Encapsulation, degradation, release, and lysis of antisense with controlled release polymersomes (Psome). (A) Fluorescence microscope images of AON (green) loaded in biodegradable OCL-based Psome (red, due to fluorescent copolymer) after formation of large unilamellar vesicles. Inset shows edge-bright intensity profile for Psome membrane and the filled lumen profile for AON, indicating a lack of membrane interaction. (B) Fluorescence images of siRNA (green) loaded into fluorescently-labeled OLA nano-polymersomes (red). (C) Transition from vesicles to micelles occurs over tens of hours as 100 nm vesicles are lost and 40 nm micelles emerge. The indicated fit of the decay has a t = 3 h offset to account for stable 100−110 nm vesicles, and then a micellization time constant of t = 2 h. (D) Release kinetics from self-porating vesicles are consistent with degradation kinetics, and increase with increasing temperature; at 4 °C, leakage of oligo is undetectable for days. Release is accelerated under acidic conditions, typical of endolysosomes inside cells. (E) Degradable polymersomes are membrane lytic at concentrations of ∼100 mg/ml, which are attainable in endolysosomes containing one or more polymersomes. Red cell hemolysis is the standard assay used. TX 100 is the non-ionic detergent triton X-100 at just 10 mg/ml and shown here to rapidly lyse membranes compared to lysis times for 100 mg/ml copolymers of 10−20 h. (For interpretation of the references to color in this figure legend, the reader is referred to the web version of this article.)

Fig. 3

Delivery of siRNA and knockdown of lamin-A/C. (A) A549 cancer cells (outlined) take up fluorescently-labeled polymersomes (red, due to PKH26 dye) loaded with siRNA (green) within several hours. (B,C) Polymersome delivery of siRNA induces knockdown of the lamin A/C proteins just as effectively as Lipofectamine 2000 (LF2k). Naked siRNA does not induce measurable changes in lamin A/C expression, while lentiviral delivery followed by antibiotic selection results in about 2-fold greater knockdown.

Fig. 4

Uptake of degradable and nondegradable polymersomes in micropatterned C2C12 myotubes. (A) Micro patterning of myotubes minimizes cell layering and provides well-defined geometries for studying cellular uptake and localization. (B) Non-degradable PEG-PBD vesicles (red, due to fluorescent copolymer) were taken up by quiescent myotubes over a few hours, and showed a perinuclear localization for several days. (C) Biodegradable OCL-Psomes showed efficient nuclear delivery of fluorescent-AON within 24 h.
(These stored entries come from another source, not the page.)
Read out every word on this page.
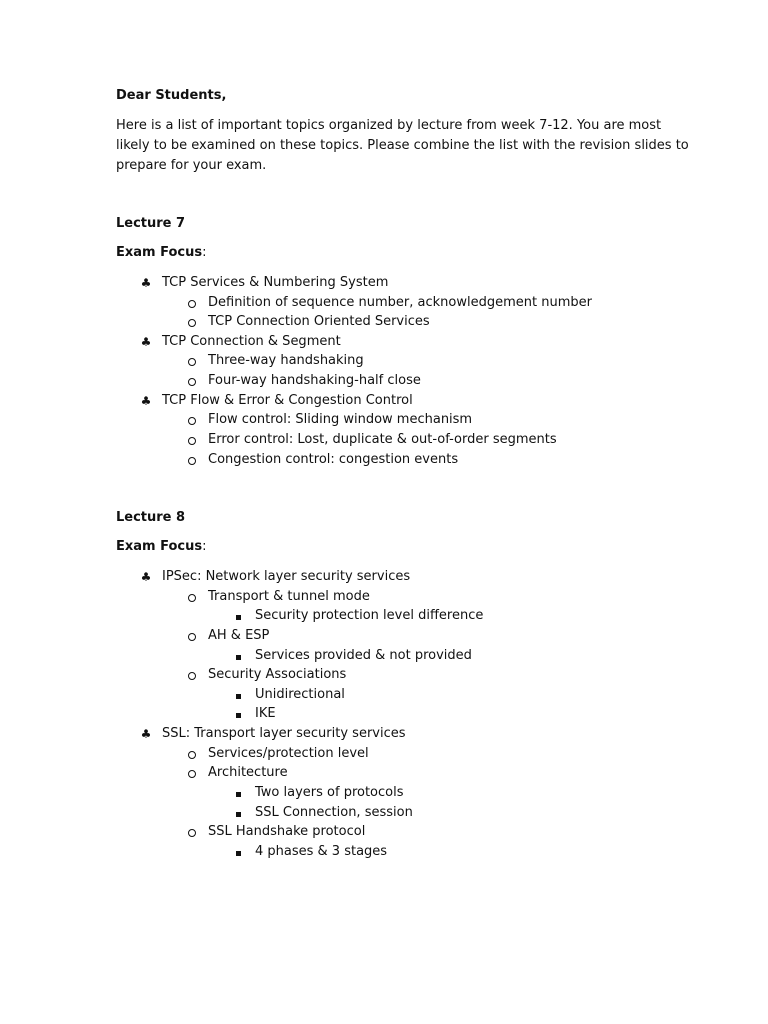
Dear Students,
Here is a list of important topics organized by lecture from week 7-12. You are most
likely to be examined on these topics. Please combine the list with the revision slides to
prepare for your exam.
Lecture 7
Exam Focus:
♣ TCP Services & Numbering System
Definition of sequence number, acknowledgement number
TCP Connection Oriented Services
♣ TCP Connection & Segment
Three-way handshaking
Four-way handshaking-half close
♣ TCP Flow & Error & Congestion Control
Flow control: Sliding window mechanism
Error control: Lost, duplicate & out-of-order segments
Congestion control: congestion events
Lecture 8
Exam Focus:
♣ IPSec: Network layer security services
Transport & tunnel mode
Security protection level difference
AH & ESP
Services provided & not provided
Security Associations
Unidirectional
IKE
♣ SSL: Transport layer security services
Services/protection level
Architecture
Two layers of protocols
SSL Connection, session
SSL Handshake protocol
4 phases & 3 stages
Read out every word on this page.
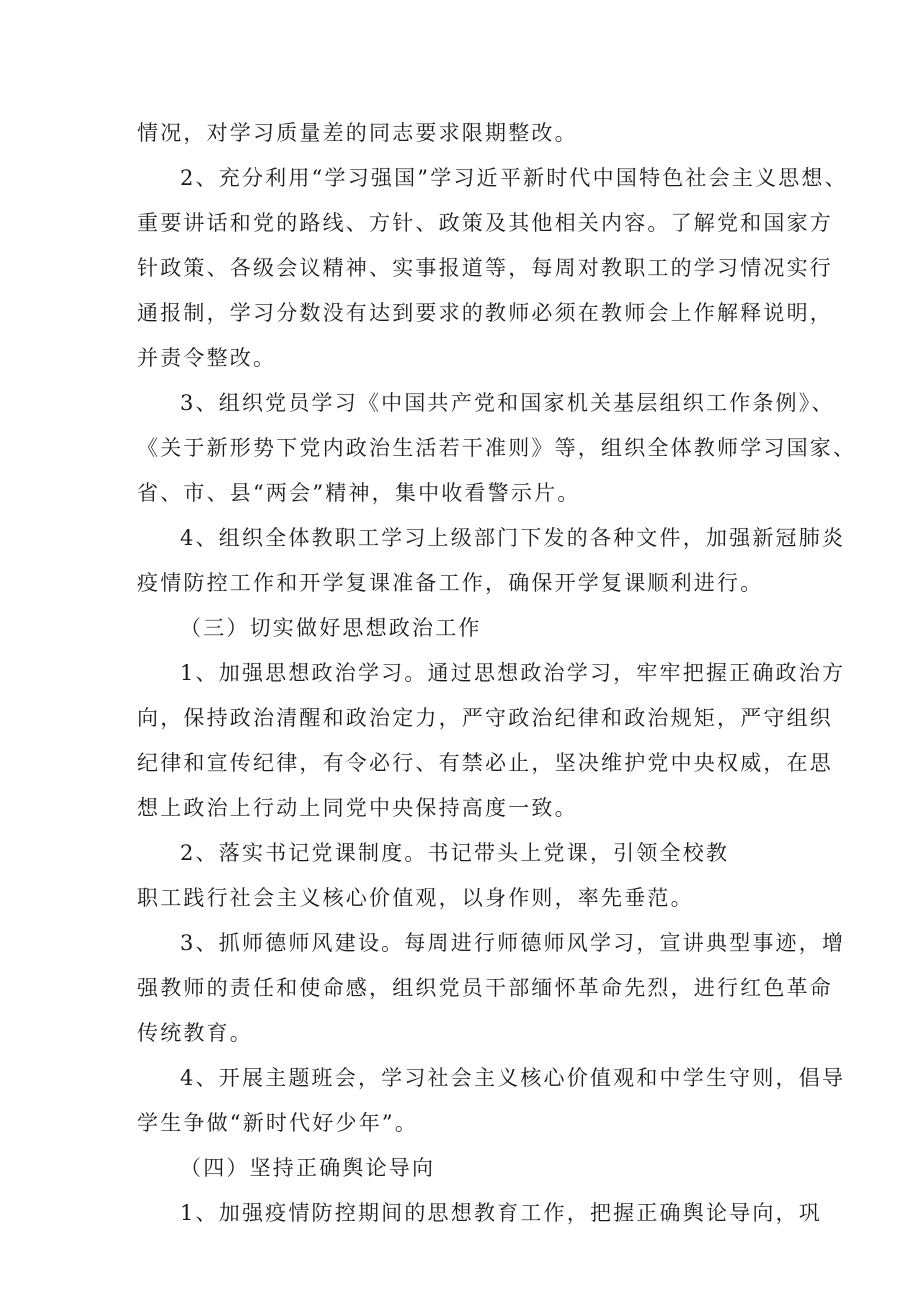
情况，对学习质量差的同志要求限期整改。
2、充分利用“学习强国”学习近平新时代中国特色社会主义思想、
重要讲话和党的路线、方针、政策及其他相关内容。了解党和国家方
针政策、各级会议精神、实事报道等，每周对教职工的学习情况实行
通报制，学习分数没有达到要求的教师必须在教师会上作解释说明，
并责令整改。
3、组织党员学习《中国共产党和国家机关基层组织工作条例》、
《关于新形势下党内政治生活若干准则》等，组织全体教师学习国家、
省、市、县“两会”精神，集中收看警示片。
4、组织全体教职工学习上级部门下发的各种文件，加强新冠肺炎
疫情防控工作和开学复课准备工作，确保开学复课顺利进行。
（三）切实做好思想政治工作
1、加强思想政治学习。通过思想政治学习，牢牢把握正确政治方
向，保持政治清醒和政治定力，严守政治纪律和政治规矩，严守组织
纪律和宣传纪律，有令必行、有禁必止，坚决维护党中央权威，在思
想上政治上行动上同党中央保持高度一致。
2、落实书记党课制度。书记带头上党课，引领全校教
职工践行社会主义核心价值观，以身作则，率先垂范。
3、抓师德师风建设。每周进行师德师风学习，宣讲典型事迹，增
强教师的责任和使命感，组织党员干部缅怀革命先烈，进行红色革命
传统教育。
4、开展主题班会，学习社会主义核心价值观和中学生守则，倡导
学生争做“新时代好少年”。
（四）坚持正确舆论导向
1、加强疫情防控期间的思想教育工作，把握正确舆论导向，巩
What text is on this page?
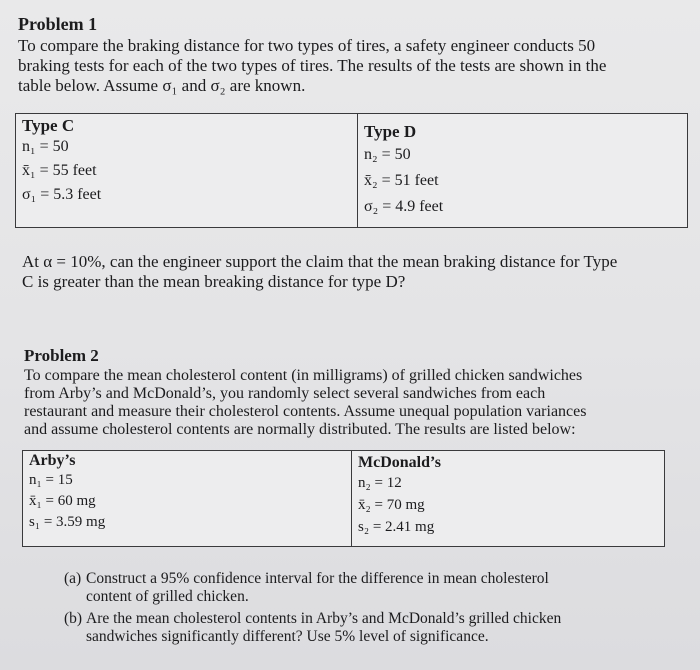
Problem 1
To compare the braking distance for two types of tires, a safety engineer conducts 50
braking tests for each of the two types of tires. The results of the tests are shown in the
table below. Assume σ₁ and σ₂ are known.
Type C
n₁ = 50
x̄₁ = 55 feet
σ₁ = 5.3 feet

Type D
n₂ = 50
x̄₂ = 51 feet
σ₂ = 4.9 feet
At α = 10%, can the engineer support the claim that the mean braking distance for Type
C is greater than the mean breaking distance for type D?
Problem 2
To compare the mean cholesterol content (in milligrams) of grilled chicken sandwiches
from Arby’s and McDonald’s, you randomly select several sandwiches from each
restaurant and measure their cholesterol contents. Assume unequal population variances
and assume cholesterol contents are normally distributed. The results are listed below:
Arby’s
n₁ = 15
x̄₁ = 60 mg
s₁ = 3.59 mg

McDonald’s
n₂ = 12
x̄₂ = 70 mg
s₂ = 2.41 mg
(a) Construct a 95% confidence interval for the difference in mean cholesterol
content of grilled chicken.
(b) Are the mean cholesterol contents in Arby’s and McDonald’s grilled chicken
sandwiches significantly different? Use 5% level of significance.
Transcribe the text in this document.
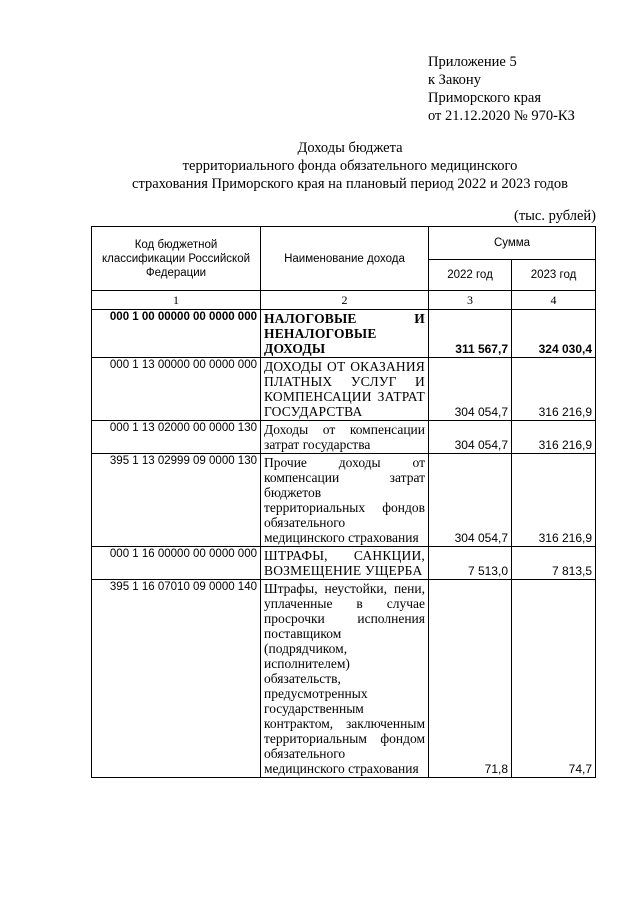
Приложение 5
к Закону
Приморского края
от 21.12.2020 № 970-КЗ
Доходы бюджета
территориального фонда обязательного медицинского
страхования Приморского края на плановый период 2022 и 2023 годов
(тыс. рублей)
Код бюджетной классификации Российской Федерации	Наименование дохода	Сумма	
		2022 год	2023 год
1	2	3	4
000 1 00 00000 00 0000 000	НАЛОГОВЫЕ И НЕНАЛОГОВЫЕ ДОХОДЫ	311 567,7	324 030,4
000 1 13 00000 00 0000 000	ДОХОДЫ ОТ ОКАЗАНИЯ ПЛАТНЫХ УСЛУГ И КОМПЕНСАЦИИ ЗАТРАТ ГОСУДАРСТВА	304 054,7	316 216,9
000 1 13 02000 00 0000 130	Доходы от компенсации затрат государства	304 054,7	316 216,9
395 1 13 02999 09 0000 130	Прочие доходы от компенсации затрат бюджетов территориальных фондов обязательного медицинского страхования	304 054,7	316 216,9
000 1 16 00000 00 0000 000	ШТРАФЫ, САНКЦИИ, ВОЗМЕЩЕНИЕ УЩЕРБА	7 513,0	7 813,5
395 1 16 07010 09 0000 140	Штрафы, неустойки, пени, уплаченные в случае просрочки исполнения поставщиком (подрядчиком, исполнителем) обязательств, предусмотренных государственным контрактом, заключенным территориальным фондом обязательного медицинского страхования	71,8	74,7
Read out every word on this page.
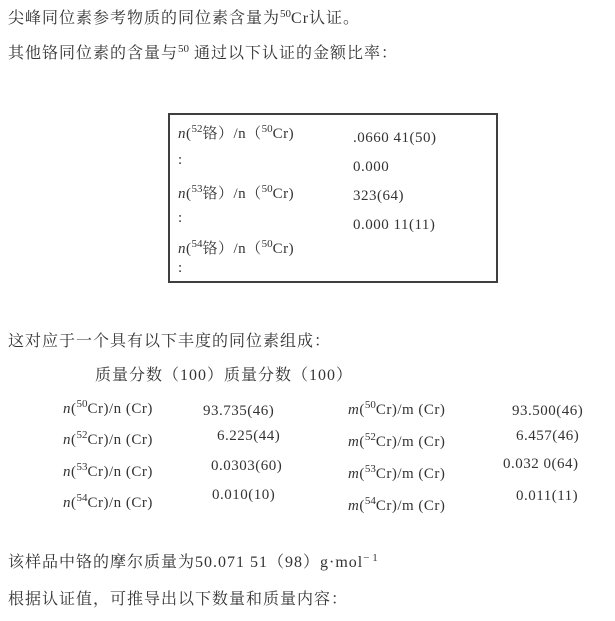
尖峰同位素参考物质的同位素含量为$^{50}$Cr认证。
其他铬同位素的含量与$^{50}$ 通过以下认证的金额比率：
n($^{52}$铬）/n（$^{50}$Cr)
:
n($^{53}$铬）/n（$^{50}$Cr)
:
n($^{54}$铬）/n（$^{50}$Cr)
:
.0660 41(50)
0.000
323(64)
0.000 11(11)
这对应于一个具有以下丰度的同位素组成：
质量分数（100）质量分数（100）
n($^{50}$Cr)/n (Cr)
n($^{52}$Cr)/n (Cr)
n($^{53}$Cr)/n (Cr)
n($^{54}$Cr)/n (Cr)
93.735(46)
6.225(44)
0.0303(60)
0.010(10)
m($^{50}$Cr)/m (Cr)
m($^{52}$Cr)/m (Cr)
m($^{53}$Cr)/m (Cr)
m($^{54}$Cr)/m (Cr)
93.500(46)
6.457(46)
0.032 0(64)
0.011(11)
该样品中铬的摩尔质量为50.071 51（98）g·mol$^{- 1}$
根据认证值，可推导出以下数量和质量内容：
High magnification images of myonuclei show clear and diffuse nuclear uptake as well as a few punctuate localizations. The diffuse AON is highly mobile, while punctates show little recovery after FRAP (see Fig. S2).

Fig. 5

Intramuscular AON delivery and Dystrophin expression in mdx mice. (A) Mechanism of action of exon-skipping AON: after endolyosomal escape, AON enters the nucleus and binds target premRNA at spliceosomal recognition sites. This causes the splicosomal machinery to fail at these sites, resulting in an mRNA that lacks the targeted exons which are degraded along with introns. (B) Nuclear delivery of Psome-AON or free AON (green) into nuclei (blue) of TA muscle sections 12 h postinjection. (C) Indirect immunofluorescence images of dystrophin expression (Dys-2 antibody) in the midsections of TA muscles from mdx mice 3 weeks post intramuscular injections. Polymersome delivered AON induces visibly more expression of dystrophin than free AON. (D) Low magnification collages of original and binarized mid- or end-sections that have been thresholded to illustrate the %-cross sectional area of dystrophin staining in polymersome-AON and free AON treated muscles (at least 5 random sections were analyzed per mouse with <5% variation). Psome-AON treated muscle shows roughly twice the dystrophin positive area (see Materials and methods for details).